Often considered to be an age-related ailment victimizing people above 65 years-old, diabetes has begun to rise among children as well, with a number of cases being reported around the globe.
The causes of type-2 diabetes among children normally consist of unhealthy eating habits, lack of physical activity, family history, or other medical conditions.
Now, experts, by way of a study, have added another problem to the list of causes that may increase the risk of childhood diabetes.
The study warns that, children who spend more than three hours staring at smartphone, computer or TV screens have a raised risk of type-2 diabetes.
The study, published in the journal Archives of Disease in Childhood, linked increased levels of body fat and insulin resistance in children to regular extended periods of screen time.
As per The Verge, researchers in the UK analyzed data from nearly 4,500 children, and found that those who spent more time glued to the screen had biological markers known to increase the risk of type 2 diabetes.
These kids showed signs that their bodies weren’t as good at processing sugar, a condition known as insulin resistance — the hallmark of diabetes.
The kids were also asked about their daily screen time, including TV, computers and game consoles.
According to the Express UK, only four percent of the kids said they never spent any time staring at screens, while just over a third (37 percent) said they spent an hour or less on it.
And just over a quarter (28 per cent) said they clocked up 1-2 hours, while 13 percent said their daily tally was 2-3 hours.
Meanwhile, one in five (18 percent) said they spent more than three hours in front of screens each days.
The study also revealed that revealed a fifth of boys (22 percent) spend more than three hours of day on screen time.

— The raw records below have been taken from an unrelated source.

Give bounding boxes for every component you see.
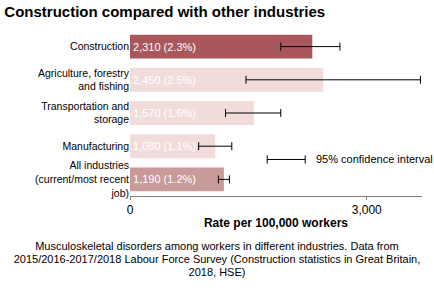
svg-text:2,450 (2.5%): 2,450 (2.5%)	[133, 74, 196, 86]
svg-text:2,310 (2.3%): 2,310 (2.3%)	[133, 41, 196, 53]
svg-text:95% confidence interval: 95% confidence interval	[316, 153, 433, 165]
svg-text:1,190 (1.2%): 1,190 (1.2%)	[133, 173, 196, 185]
svg-text:Construction compared with oth: Construction compared with other industr…	[4, 3, 325, 20]
svg-text:Transportation andstorage: Transportation andstorage	[41, 100, 129, 126]
svg-text:3,000: 3,000	[352, 203, 382, 217]
svg-text:Rate per 100,000 workers: Rate per 100,000 workers	[204, 216, 348, 230]
svg-text:1,080 (1.1%): 1,080 (1.1%)	[133, 140, 196, 152]
html-text:Musculoskeletal disorders amon: Musculoskeletal disorders among workers …	[13, 240, 421, 278]
svg-text:Agriculture, forestryand fishi: Agriculture, forestryand fishing	[38, 67, 130, 93]
svg-text:0: 0	[127, 203, 134, 217]
svg-text:Manufacturing: Manufacturing	[62, 140, 129, 152]
svg-text:All industries(current/most re: All industries(current/most recentjob)	[35, 159, 129, 198]
svg-text:1,570 (1.6%): 1,570 (1.6%)	[133, 107, 196, 119]
svg-text:Construction: Construction	[70, 40, 129, 52]
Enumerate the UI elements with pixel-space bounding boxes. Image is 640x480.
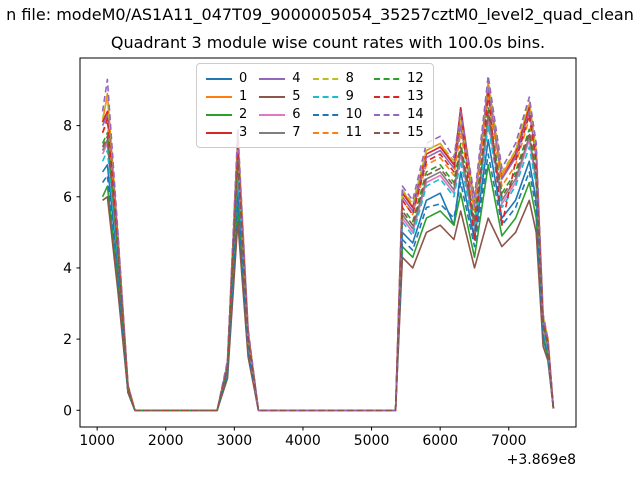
legend-label: 14 (407, 107, 424, 122)
legend-label: 4 (292, 71, 301, 86)
legend-item-7: 7 (259, 124, 301, 141)
legend-label: 8 (345, 71, 354, 86)
legend-line-sample (312, 77, 339, 80)
legend-label: 6 (292, 107, 301, 122)
axes-title: Quadrant 3 module wise count rates with … (110, 33, 546, 52)
legend-label: 0 (239, 71, 248, 86)
legend-line-sample (374, 77, 401, 80)
legend-line-sample (374, 113, 401, 116)
x-tick-label: 4000 (285, 433, 321, 449)
axes-frame (79, 57, 577, 428)
legend-label: 9 (345, 89, 354, 104)
x-tick-label: 7000 (491, 433, 527, 449)
legend-item-6: 6 (259, 106, 301, 123)
legend-item-3: 3 (206, 124, 247, 141)
series-line-2 (101, 164, 555, 412)
legend-item-14: 14 (374, 106, 424, 123)
legend-item-11: 11 (312, 124, 363, 141)
y-tick-label: 8 (63, 119, 72, 135)
legend-item-10: 10 (312, 106, 363, 123)
legend-label: 12 (407, 71, 424, 86)
legend-line-sample (259, 77, 286, 80)
legend-item-8: 8 (312, 70, 363, 87)
legend-line-sample (374, 131, 401, 134)
legend-item-2: 2 (206, 106, 247, 123)
legend-label: 2 (239, 107, 248, 122)
y-tick-label: 6 (63, 190, 72, 206)
x-tick-label: 6000 (422, 433, 458, 449)
x-axis-offset-label: +3.869e8 (507, 452, 576, 468)
figure-suptitle: n file: modeM0/AS1A11_047T09_9000005054_… (6, 5, 634, 24)
series-line-9 (101, 124, 555, 412)
legend-line-sample (259, 131, 286, 134)
legend-line-sample (206, 95, 232, 98)
x-tick-label: 5000 (354, 433, 390, 449)
legend-line-sample (312, 113, 339, 116)
series-line-6 (101, 121, 555, 412)
legend-line-sample (374, 95, 401, 98)
legend-label: 13 (407, 89, 424, 104)
y-tick-label: 0 (63, 403, 72, 419)
legend-label: 10 (345, 107, 363, 122)
legend-label: 1 (239, 89, 248, 104)
legend-line-sample (259, 113, 286, 116)
legend-line-sample (206, 113, 232, 116)
legend-label: 7 (292, 125, 301, 140)
series-line-15 (101, 110, 555, 412)
legend-item-15: 15 (374, 124, 424, 141)
legend-item-12: 12 (374, 70, 424, 87)
legend-label: 5 (292, 89, 301, 104)
legend-item-9: 9 (312, 88, 363, 105)
legend-item-0: 0 (206, 70, 247, 87)
legend-line-sample (206, 131, 232, 134)
legend-line-sample (312, 95, 339, 98)
legend-item-5: 5 (259, 88, 301, 105)
x-tick-label: 3000 (217, 433, 253, 449)
legend-line-sample (206, 77, 232, 80)
series-line-5 (102, 196, 555, 412)
series-line-10 (101, 153, 555, 412)
y-tick-label: 2 (63, 332, 72, 348)
legend-line-sample (259, 95, 286, 98)
legend: 0 1 2 3 4 5 6 7 8 9 10 11 12 13 14 15 (196, 63, 434, 148)
legend-label: 15 (407, 125, 424, 140)
legend-item-4: 4 (259, 70, 301, 87)
legend-label: 11 (345, 125, 363, 140)
legend-item-1: 1 (206, 88, 247, 105)
y-tick-label: 4 (63, 261, 72, 277)
legend-item-13: 13 (374, 88, 424, 105)
legend-line-sample (312, 131, 339, 134)
legend-label: 3 (239, 125, 248, 140)
x-tick-label: 2000 (148, 433, 184, 449)
x-tick-label: 1000 (79, 433, 115, 449)
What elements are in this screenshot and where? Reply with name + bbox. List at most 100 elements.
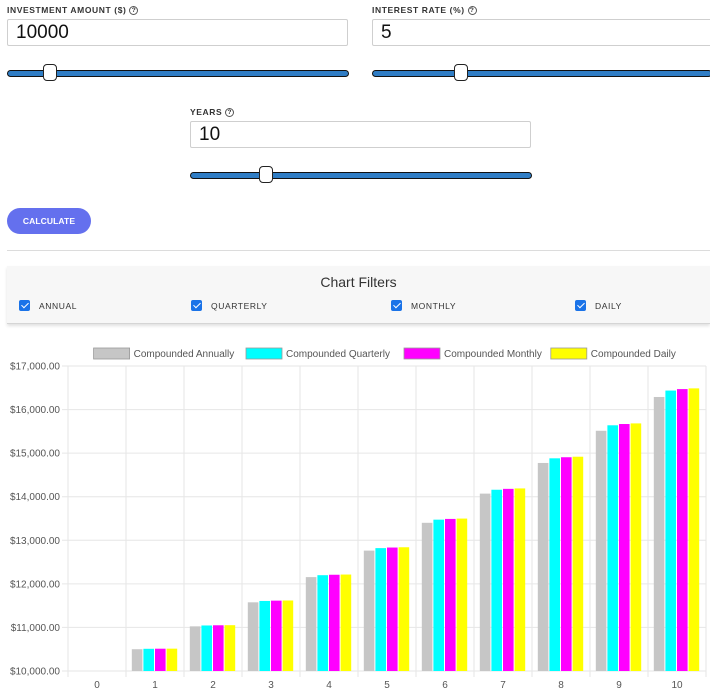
x-tick-label: 9 xyxy=(616,680,622,691)
investment-amount-input[interactable]: 10000 xyxy=(7,19,348,46)
legend-label: Compounded Annually xyxy=(134,349,235,360)
bar xyxy=(201,625,212,671)
bar xyxy=(456,518,468,671)
years-label-row: YEARS ? xyxy=(190,107,235,117)
bar xyxy=(595,430,607,671)
bar xyxy=(665,390,676,671)
years-slider[interactable] xyxy=(190,166,532,183)
bar xyxy=(387,547,398,671)
checkbox-checked-icon[interactable] xyxy=(19,300,30,311)
years-label: YEARS xyxy=(190,107,223,117)
bar xyxy=(363,550,375,671)
interest-rate-label: INTEREST RATE (%) xyxy=(372,5,465,15)
legend-label: Compounded Quarterly xyxy=(286,349,390,360)
bar xyxy=(479,493,491,671)
y-tick-label: $14,000.00 xyxy=(10,492,60,503)
y-tick-label: $11,000.00 xyxy=(11,623,61,634)
checkbox-checked-icon[interactable] xyxy=(575,300,586,311)
y-tick-label: $17,000.00 xyxy=(10,362,60,373)
bar xyxy=(572,456,584,671)
y-tick-label: $10,000.00 xyxy=(10,667,60,678)
bar xyxy=(375,548,386,671)
bar xyxy=(317,575,328,671)
calculate-button[interactable]: CALCULATE xyxy=(7,208,91,234)
bar xyxy=(340,574,352,671)
bar xyxy=(213,625,224,671)
bar xyxy=(677,389,688,671)
chart-filters-panel: Chart Filters ANNUAL QUARTERLY MONTHLY D… xyxy=(7,266,710,324)
bar xyxy=(503,488,514,671)
filter-annual-label: ANNUAL xyxy=(39,300,78,311)
bar xyxy=(421,522,433,671)
legend-swatch xyxy=(403,347,441,360)
x-tick-label: 0 xyxy=(94,680,100,691)
bar xyxy=(445,518,456,671)
bar xyxy=(131,649,143,671)
x-tick-label: 5 xyxy=(384,680,390,691)
bar xyxy=(653,396,665,671)
x-tick-label: 8 xyxy=(558,680,564,691)
legend-swatch xyxy=(93,347,130,360)
bar xyxy=(189,626,201,671)
bar xyxy=(155,648,166,671)
chart-filters-title: Chart Filters xyxy=(320,274,397,290)
filter-daily[interactable]: DAILY xyxy=(575,300,622,311)
bar xyxy=(329,574,340,671)
compound-interest-chart: $10,000.00 $11,000.00 $12,000.00 $13,000.00… xyxy=(10,347,707,691)
bar xyxy=(224,625,236,671)
filter-annual[interactable]: ANNUAL xyxy=(19,300,77,311)
bar xyxy=(607,425,618,671)
x-tick-label: 1 xyxy=(152,680,158,691)
filter-quarterly-label: QUARTERLY xyxy=(211,300,268,311)
bar xyxy=(561,457,572,671)
bar xyxy=(630,423,642,671)
bar xyxy=(433,519,444,671)
bar xyxy=(398,547,410,671)
divider xyxy=(7,250,710,251)
legend-label: Compounded Monthly xyxy=(444,349,542,360)
y-tick-label: $12,000.00 xyxy=(10,579,60,590)
y-tick-label: $13,000.00 xyxy=(10,536,60,547)
question-mark-icon[interactable]: ? xyxy=(467,5,477,15)
bar xyxy=(619,424,630,671)
x-tick-label: 7 xyxy=(500,680,506,691)
question-mark-icon[interactable]: ? xyxy=(129,5,139,15)
investment-label-row: INVESTMENT AMOUNT ($) ? xyxy=(7,5,139,15)
x-tick-label: 4 xyxy=(326,680,332,691)
filter-daily-label: DAILY xyxy=(595,300,622,311)
investment-amount-slider[interactable] xyxy=(7,64,349,81)
filter-monthly-label: MONTHLY xyxy=(411,300,457,311)
question-mark-icon[interactable]: ? xyxy=(225,107,235,117)
checkbox-checked-icon[interactable] xyxy=(391,300,402,311)
years-slider-track[interactable] xyxy=(190,172,532,179)
bar xyxy=(271,600,282,671)
bar xyxy=(514,488,526,671)
checkbox-checked-icon[interactable] xyxy=(191,300,202,311)
interest-rate-input[interactable]: 5 xyxy=(372,19,710,46)
x-tick-label: 6 xyxy=(442,680,448,691)
bar xyxy=(549,458,560,671)
filter-quarterly[interactable]: QUARTERLY xyxy=(191,300,268,311)
y-tick-label: $15,000.00 xyxy=(10,449,60,460)
rate-slider-thumb[interactable] xyxy=(453,64,468,81)
years-input[interactable]: 10 xyxy=(190,121,531,148)
x-tick-label: 10 xyxy=(671,680,683,691)
bar xyxy=(305,577,317,671)
rate-label-row: INTEREST RATE (%) ? xyxy=(372,5,477,15)
bar xyxy=(688,388,700,671)
years-slider-thumb[interactable] xyxy=(258,166,273,183)
bar xyxy=(259,600,270,671)
legend-swatch xyxy=(245,347,283,360)
bar xyxy=(166,648,178,671)
filter-monthly[interactable]: MONTHLY xyxy=(391,300,456,311)
rate-slider-track[interactable] xyxy=(372,70,710,77)
legend-swatch xyxy=(550,347,588,360)
legend-label: Compounded Daily xyxy=(591,349,676,360)
interest-rate-slider[interactable] xyxy=(372,64,710,81)
bar xyxy=(282,600,294,671)
bar xyxy=(537,462,549,671)
x-tick-label: 2 xyxy=(210,680,216,691)
investment-slider-thumb[interactable] xyxy=(43,64,58,81)
investment-slider-track[interactable] xyxy=(7,70,349,77)
bar xyxy=(247,602,259,671)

This compared to only 14 percent of girls spending the same amount of time in front of screens.
Also spending more than three hours were 23 percent of African-Caribbean kids compared with their white European (16 percent) or South Asian peers (16 percent).
The Independent UK reported that the scientists said their findings were of “considerable potential public health interest” but emphasised further research was needed to prove the link between diabetes risk and screen time.
“This is particularly relevant, given rising levels of type 2 diabetes, the early emergence of type 2 diabetes risk, and recent trends suggesting that screen time related activities are increasing in childhood and may pattern screen-related behaviours in later life,” they said.
Previous studies have shown adults who spend long periods of time glued to screens have an increased risk of gaining weight and developing type 2 diabetes, however, a possible association in children still needs more research.
The researchers said the link between diabetes risk factors and screen time was seen even when potentially influential factors such as household income, family background, physical activity levels and puberty stage were taken into account.